Officially called “parentese,” the human version uses real words and correct grammar, but delivered at a higher pitch, a slower tempo and an exaggerated intonation, often mixed with silly sounds and words: “Oooh, your shozie wozies on your widdle feets.”

Studies have found such intonations are key to boosting a human baby’s speech and language development. In addition, babies have an innate preference for such talk.

It turns out puppies and dogs do as well. Called “dog-directed speech” in the canine research world, studies show dogs are most likely to respond well to high-pitched voices.

And they’ve trained their human owners well — it’s quite common to hear people speaking to their dogs in a sing-song, baby-like cadence: “Who’s a good boy? Are you a good boooy? Would you like a treat?”

Environment plays a role later

Not all of the puppies were equally responsive, Bray said: “Some puppies are locked in on you with their eyes, others are asleep in the corner, like I don’t care.”

But the team followed 160 of the puppies to adulthood and tested them on the same tasks again to see whether their behavior as a puppy predicted how they would act as an adult.
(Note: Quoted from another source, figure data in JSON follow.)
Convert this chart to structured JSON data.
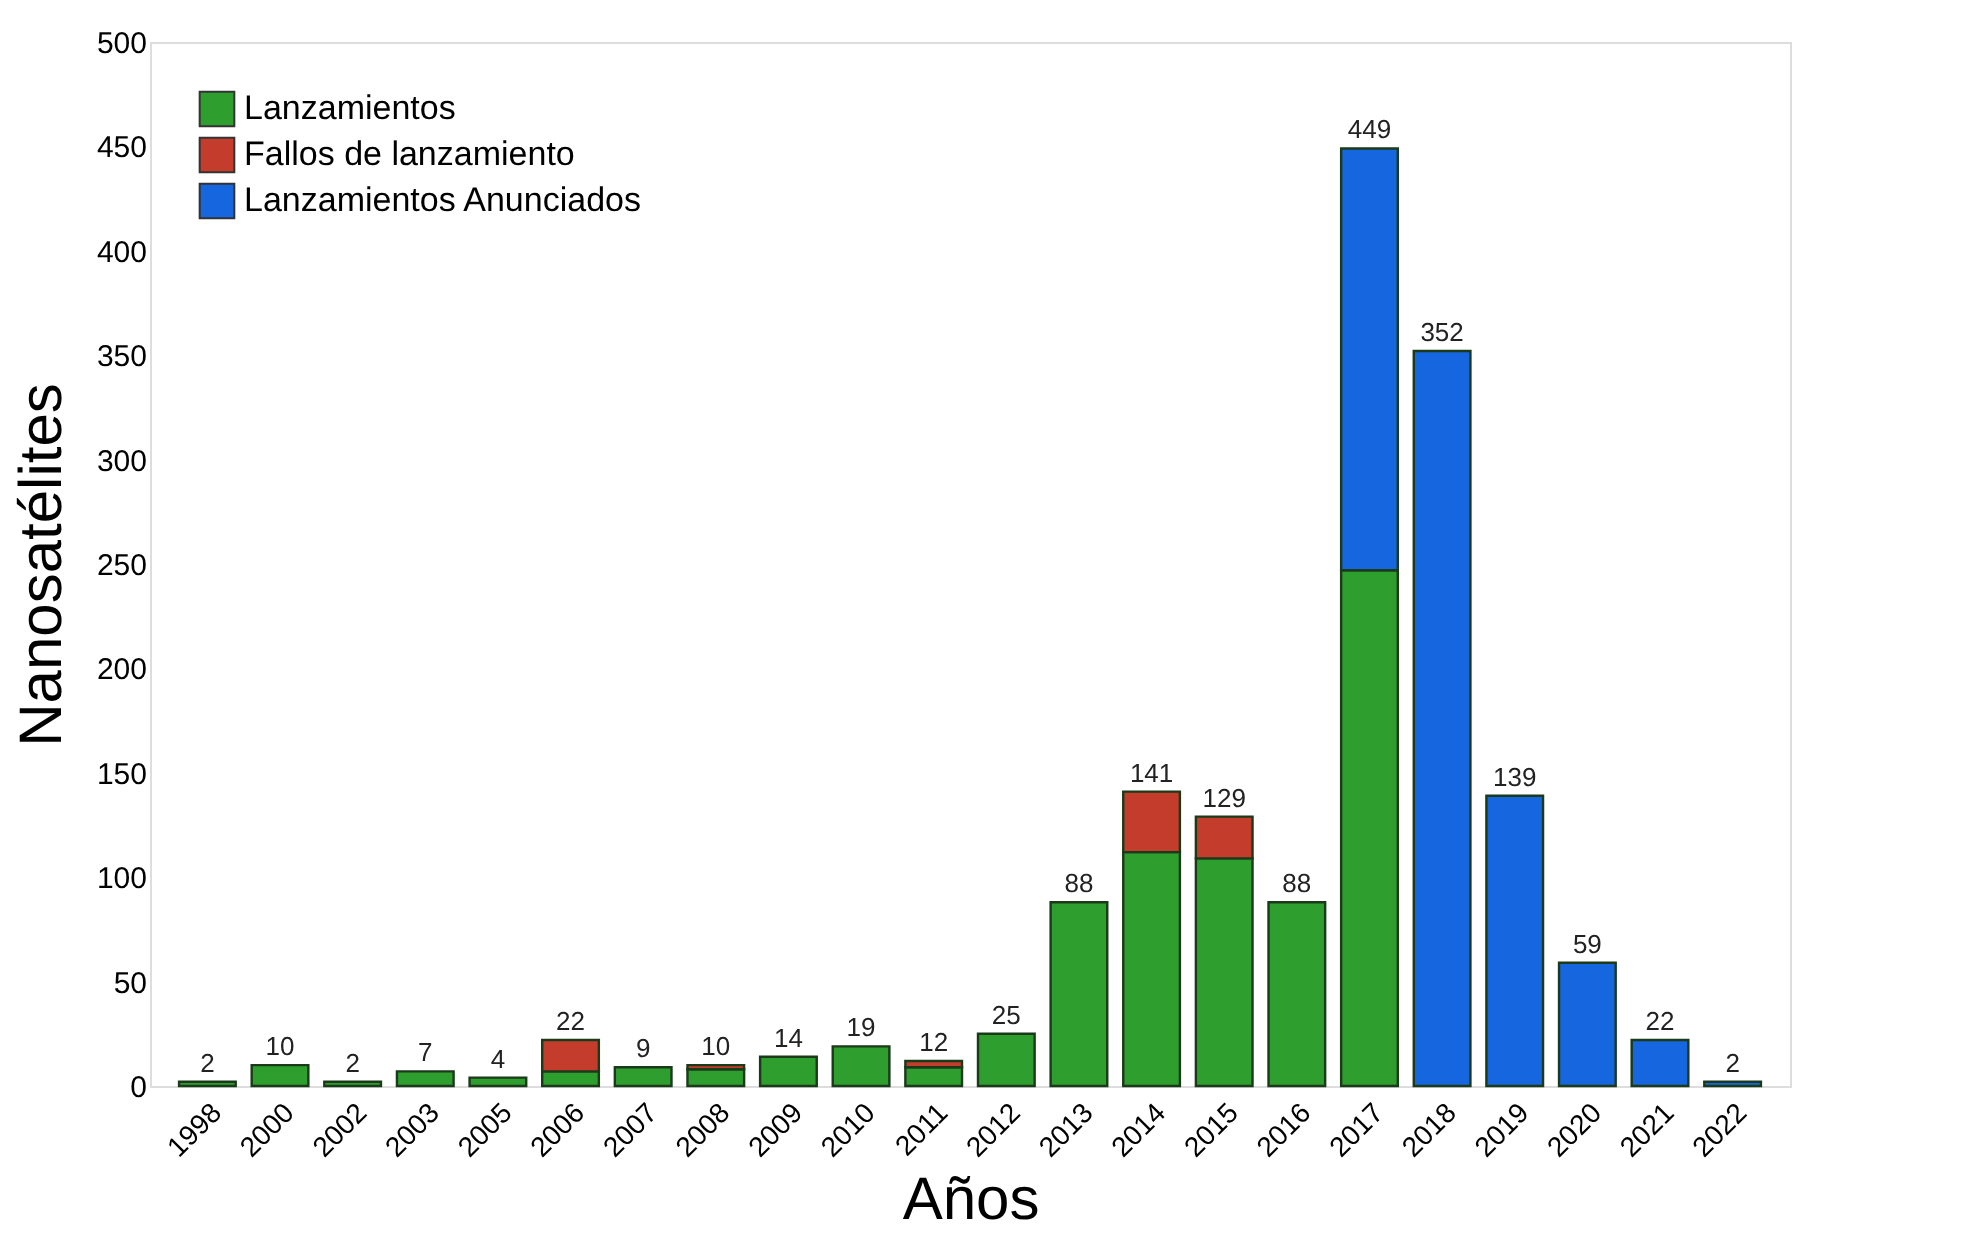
{
  "chart_data": {
    "type": "bar",
    "stacked": true,
    "xlabel": "Años",
    "ylabel": "Nanosatélites",
    "categories": [
      "1998",
      "2000",
      "2002",
      "2003",
      "2005",
      "2006",
      "2007",
      "2008",
      "2009",
      "2010",
      "2011",
      "2012",
      "2013",
      "2014",
      "2015",
      "2016",
      "2017",
      "2018",
      "2019",
      "2020",
      "2021",
      "2022"
    ],
    "series": [
      {
        "name": "Lanzamientos",
        "color": "#2e9e2e",
        "values": [
          2,
          10,
          2,
          7,
          4,
          7,
          9,
          8,
          14,
          19,
          9,
          25,
          88,
          112,
          109,
          88,
          247,
          null,
          null,
          null,
          null,
          null
        ]
      },
      {
        "name": "Fallos de lanzamiento",
        "color": "#c43c2c",
        "values": [
          null,
          null,
          null,
          null,
          null,
          15,
          null,
          2,
          null,
          null,
          3,
          null,
          null,
          29,
          20,
          null,
          null,
          null,
          null,
          null,
          null,
          null
        ]
      },
      {
        "name": "Lanzamientos Anunciados",
        "color": "#1666e0",
        "values": [
          null,
          null,
          null,
          null,
          null,
          null,
          null,
          null,
          null,
          null,
          null,
          null,
          null,
          null,
          null,
          null,
          202,
          352,
          139,
          59,
          22,
          2
        ]
      }
    ],
    "totals": [
      "2",
      "10",
      "2",
      "7",
      "4",
      "22",
      "9",
      "10",
      "14",
      "19",
      "12",
      "25",
      "88",
      "141",
      "129",
      "88",
      "449",
      "352",
      "139",
      "59",
      "22",
      "2"
    ],
    "ylim": [
      0,
      500
    ],
    "yticks": [
      0,
      50,
      100,
      150,
      200,
      250,
      300,
      350,
      400,
      450,
      500
    ],
    "grid": false,
    "legend": "top left"
  }
}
“Almost universally across all of the tasks, performance improved as they aged, especially in things like impulse control and social cues,” she said. “They can do it when they’re young, but they can do it even better by the time they are an adult.”

One outcome of the research, Bray said, is that it will give more clues on the traits of a dog that eventually goes on to become a successful working dog, which could make the selection and training process more effective and efficient.

“For example, how willing the puppy is to to make and maintain eye contact is predictive of growing up to become a successful service dog,” she said.

Future research will be focused on trying to find which genes are attached to which traits, so that process can be even further refined, Bray said, along with which genes might be associated with cognitive decline as dogs age.

“There’s lots of work to be done with puppies,” Bray said with a chuckle. “It’s a tough job, but someone has to do it.”